Theo Pasialis, director of building company Holz DC explains why more architects need to design buildings that have frames made of Cross Laminated Timber (CLT).
Why do you think more architects should design buildings with CLT frames?
Most advocates will highlight the speed of construction that may be achieved with the use of CLT. This obviously is a consideration for the architect and the client. Other benefits that I believe should steer architects to the use of CLT are:
- The cost savings achievable for the client without compromising design, in fact I would argue the design would be enhanced through the use of CLT.
- The aesthetic qualities achievable through the use of different grades of CLT finishes.
- The much lighter weight of massive timber in comparison to concrete, and yet still achieving a solid construction that can outperform concrete and steel in many aspects of consideration.

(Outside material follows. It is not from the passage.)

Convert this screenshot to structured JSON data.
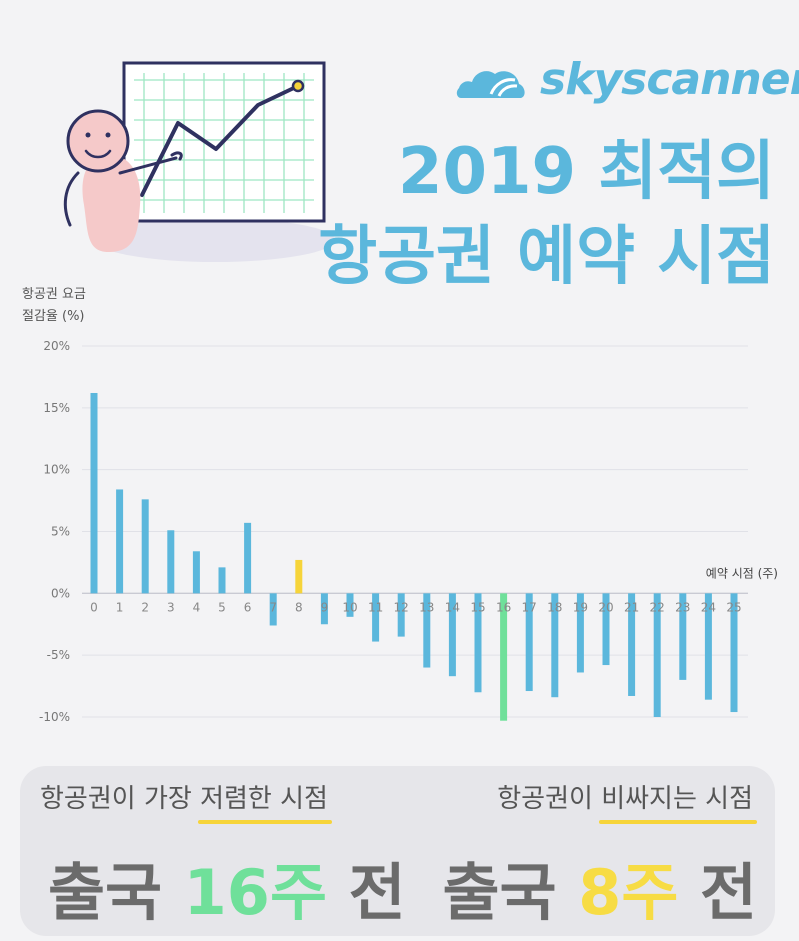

- The prefabrication aspect ensures that on-site work is minimised in terms of the number of people on-site, as well as the duration of building works affecting neighbours. There are also safety benefits, due to the reduced number of workers and duration on-site. Noise levels during construction are also reduced.

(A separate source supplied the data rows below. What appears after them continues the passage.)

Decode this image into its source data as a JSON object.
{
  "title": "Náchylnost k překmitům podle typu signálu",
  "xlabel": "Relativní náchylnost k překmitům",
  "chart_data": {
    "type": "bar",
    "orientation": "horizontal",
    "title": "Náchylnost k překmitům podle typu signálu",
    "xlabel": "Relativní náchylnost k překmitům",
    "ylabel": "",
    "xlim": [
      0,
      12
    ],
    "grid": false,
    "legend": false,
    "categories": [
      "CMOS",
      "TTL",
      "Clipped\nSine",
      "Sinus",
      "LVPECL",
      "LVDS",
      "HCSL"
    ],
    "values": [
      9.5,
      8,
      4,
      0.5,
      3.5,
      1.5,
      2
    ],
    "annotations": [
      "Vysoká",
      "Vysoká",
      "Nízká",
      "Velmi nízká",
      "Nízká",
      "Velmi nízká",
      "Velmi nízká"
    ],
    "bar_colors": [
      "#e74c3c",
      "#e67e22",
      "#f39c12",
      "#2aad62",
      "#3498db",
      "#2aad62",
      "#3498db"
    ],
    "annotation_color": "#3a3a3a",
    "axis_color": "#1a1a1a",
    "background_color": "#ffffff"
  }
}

- Lastly, wastage is minimised due to the structure being prefabricated and fitting together perfectly.
How does CLT relate to increased sustainability?
As a wood product, CLT is a totally renewable carbon neutral construction material, boasting the lowest energy consumption of any other building product. It’s cited as the 21st century solution to building sustainability. It’s generally more cost effective than structural steel or concrete, and vastly outperforms conventional framed construction materials for airtightness, thermal insulation, internal moisture management, acoustic insulation and fire resistance.

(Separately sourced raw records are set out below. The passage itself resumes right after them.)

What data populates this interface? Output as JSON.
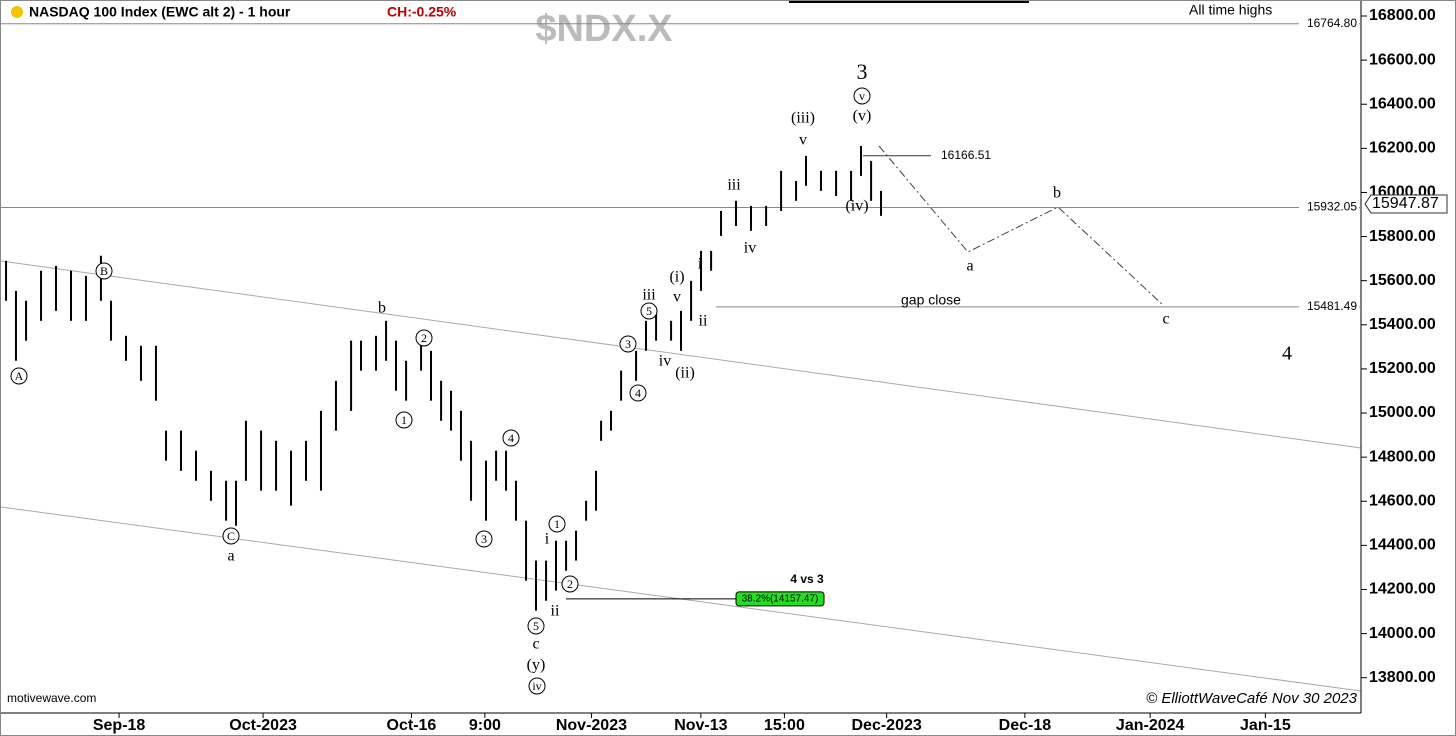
{
  "chart_data": {
    "type": "ohlc",
    "title": "NASDAQ 100 Index (EWC alt 2) - 1 hour",
    "change": "CH:-0.25%",
    "watermark": "$NDX.X",
    "source": "motivewave.com",
    "copyright": "© ElliottWaveCafé Nov 30 2023",
    "ylim": [
      13640,
      16868
    ],
    "yticks": [
      {
        "value": 13800,
        "label": "13800.00"
      },
      {
        "value": 14000,
        "label": "14000.00"
      },
      {
        "value": 14200,
        "label": "14200.00"
      },
      {
        "value": 14400,
        "label": "14400.00"
      },
      {
        "value": 14600,
        "label": "14600.00"
      },
      {
        "value": 14800,
        "label": "14800.00"
      },
      {
        "value": 15000,
        "label": "15000.00"
      },
      {
        "value": 15200,
        "label": "15200.00"
      },
      {
        "value": 15400,
        "label": "15400.00"
      },
      {
        "value": 15600,
        "label": "15600.00"
      },
      {
        "value": 15800,
        "label": "15800.00"
      },
      {
        "value": 16000,
        "label": "16000.00"
      },
      {
        "value": 16200,
        "label": "16200.00"
      },
      {
        "value": 16400,
        "label": "16400.00"
      },
      {
        "value": 16600,
        "label": "16600.00"
      },
      {
        "value": 16800,
        "label": "16800.00"
      }
    ],
    "xlim": [
      0,
      94.44
    ],
    "xticks": [
      {
        "value": 8.2,
        "label": "Sep-18"
      },
      {
        "value": 18.2,
        "label": "Oct-2023"
      },
      {
        "value": 28.5,
        "label": "Oct-16"
      },
      {
        "value": 33.6,
        "label": "9:00"
      },
      {
        "value": 41,
        "label": "Nov-2023"
      },
      {
        "value": 48.6,
        "label": "Nov-13"
      },
      {
        "value": 54.4,
        "label": "15:00"
      },
      {
        "value": 61.5,
        "label": "Dec-2023"
      },
      {
        "value": 71.1,
        "label": "Dec-18"
      },
      {
        "value": 79.8,
        "label": "Jan-2024"
      },
      {
        "value": 87.8,
        "label": "Jan-15"
      }
    ],
    "series": [
      {
        "color": "#000000",
        "x": [
          0.35,
          1.04,
          1.74,
          2.78,
          3.82,
          4.86,
          5.9,
          6.94,
          7.64,
          8.68,
          9.72,
          10.76,
          11.46,
          12.5,
          13.54,
          14.58,
          15.63,
          16.32,
          17.01,
          18.06,
          19.1,
          20.14,
          21.18,
          22.22,
          23.26,
          24.31,
          25,
          26.04,
          26.74,
          27.43,
          28.13,
          29.17,
          29.86,
          30.56,
          31.25,
          31.94,
          32.64,
          33.68,
          34.38,
          35.07,
          35.76,
          36.46,
          37.15,
          37.85,
          38.54,
          39.24,
          39.93,
          40.63,
          41.32,
          41.67,
          42.36,
          43.06,
          44.1,
          44.79,
          45.49,
          46.53,
          47.22,
          47.92,
          48.61,
          49.31,
          50,
          51.04,
          52.08,
          53.13,
          54.17,
          55.21,
          55.9,
          56.94,
          57.99,
          59.03,
          59.72,
          60.42,
          61.11
        ],
        "high": [
          15690,
          15554,
          15509,
          15645,
          15667,
          15645,
          15622,
          15713,
          15509,
          15350,
          15305,
          15305,
          14920,
          14920,
          14829,
          14738,
          14693,
          14693,
          14965,
          14920,
          14874,
          14829,
          14874,
          15010,
          15146,
          15328,
          15328,
          15350,
          15418,
          15328,
          15237,
          15373,
          15282,
          15146,
          15101,
          15010,
          14874,
          14784,
          14829,
          14829,
          14693,
          14512,
          14331,
          14331,
          14421,
          14421,
          14467,
          14602,
          14738,
          14965,
          15010,
          15192,
          15282,
          15418,
          15463,
          15418,
          15463,
          15599,
          15735,
          15735,
          15916,
          15962,
          15939,
          15939,
          16098,
          16052,
          16166,
          16098,
          16098,
          16098,
          16211,
          16143,
          16007
        ],
        "high_low_note": null,
        "low": [
          15509,
          15237,
          15328,
          15418,
          15463,
          15418,
          15418,
          15509,
          15328,
          15237,
          15146,
          15056,
          14784,
          14738,
          14693,
          14602,
          14512,
          14489,
          14693,
          14648,
          14648,
          14580,
          14693,
          14648,
          14920,
          15010,
          15192,
          15192,
          15237,
          15101,
          15056,
          15192,
          15056,
          14965,
          14920,
          14784,
          14602,
          14512,
          14693,
          14648,
          14512,
          14240,
          14104,
          14149,
          14195,
          14285,
          14331,
          14512,
          14557,
          14874,
          14920,
          15056,
          15146,
          15282,
          15328,
          15328,
          15282,
          15418,
          15554,
          15645,
          15803,
          15848,
          15826,
          15848,
          15916,
          15962,
          16030,
          16007,
          15984,
          15962,
          16075,
          15962,
          15894
        ]
      }
    ],
    "levels": [
      {
        "value": 16764.8,
        "label": "16764.80"
      },
      15932.05,
      15481.49,
      16166.51
    ],
    "level_notes": [
      "All time highs",
      "gap close"
    ],
    "last_price": 15947.87,
    "fib": {
      "value": 14157.47,
      "label": "38.2%(14157.47)",
      "title": "4 vs 3"
    },
    "wave_labels": [
      "A",
      "B",
      "C",
      "a",
      "b",
      "1",
      "2",
      "3",
      "4",
      "1",
      "i",
      "2",
      "ii",
      "5",
      "c",
      "(y)",
      "iv",
      "3",
      "4",
      "5",
      "iii",
      "(i)",
      "v",
      "iv",
      "(ii)",
      "i",
      "ii",
      "iii",
      "iv",
      "(iii)",
      "v",
      "(iv)",
      "v",
      "(v)",
      "3",
      "a",
      "b",
      "c",
      "4"
    ]
  }
}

What are the main limitations of designing and building with CLT-framed structures?
The limitations are minimal, which is a benefit in itself. But I would say one limitation is the lack of knowledge or education about CLT amongst various stakeholders in the construction industry. This will certainly change with time, but at the moment, more investment in educating architects, engineers and other consultants is necessary in Australia to understand the benefits of CLT and how to design accordingly.
Another limitation currently would be the BCA ‘DTS’ provisions and performance solutions for CLT needing to be brought up to speed, as it can act as a ‘speed hump’ for multi storey buildings. The last limitation would be the span of CLT in comparison to a concrete post tensioned slab, which could be viewed as a limitation for use in a large building where large unobstructed spans may be a requirement.
Should more architects be using CLT in their designs and if so why?
To put it simply, yes, we think architects should be using CLT in more designs for many reasons. Wood as a material evokes warmth and security. Any person who has been inside a CLT building will experience this. I vividly remember this when I was inside my first CLT building and compared it to the ‘cold’ feeling from a concrete/masonry building.
The low energy construction leads can have a direct effect in reducing operating costs for a building and CLT has a very low thermal conductivity compared to other materials. CLT also provides a healthy and comfortable living climate due the room temperature, air moisture and noise levels.
It’s especially suited to construction in seismic areas, allowing buildings to withstand the seismic loads far better than other forms of construction. Most importantly, numerous studies in Europe have shown how working, studying or living in a timber environment has measurable psychological and health benefits. Schools, nursing homes, office buildings all benefit from the use of CLT.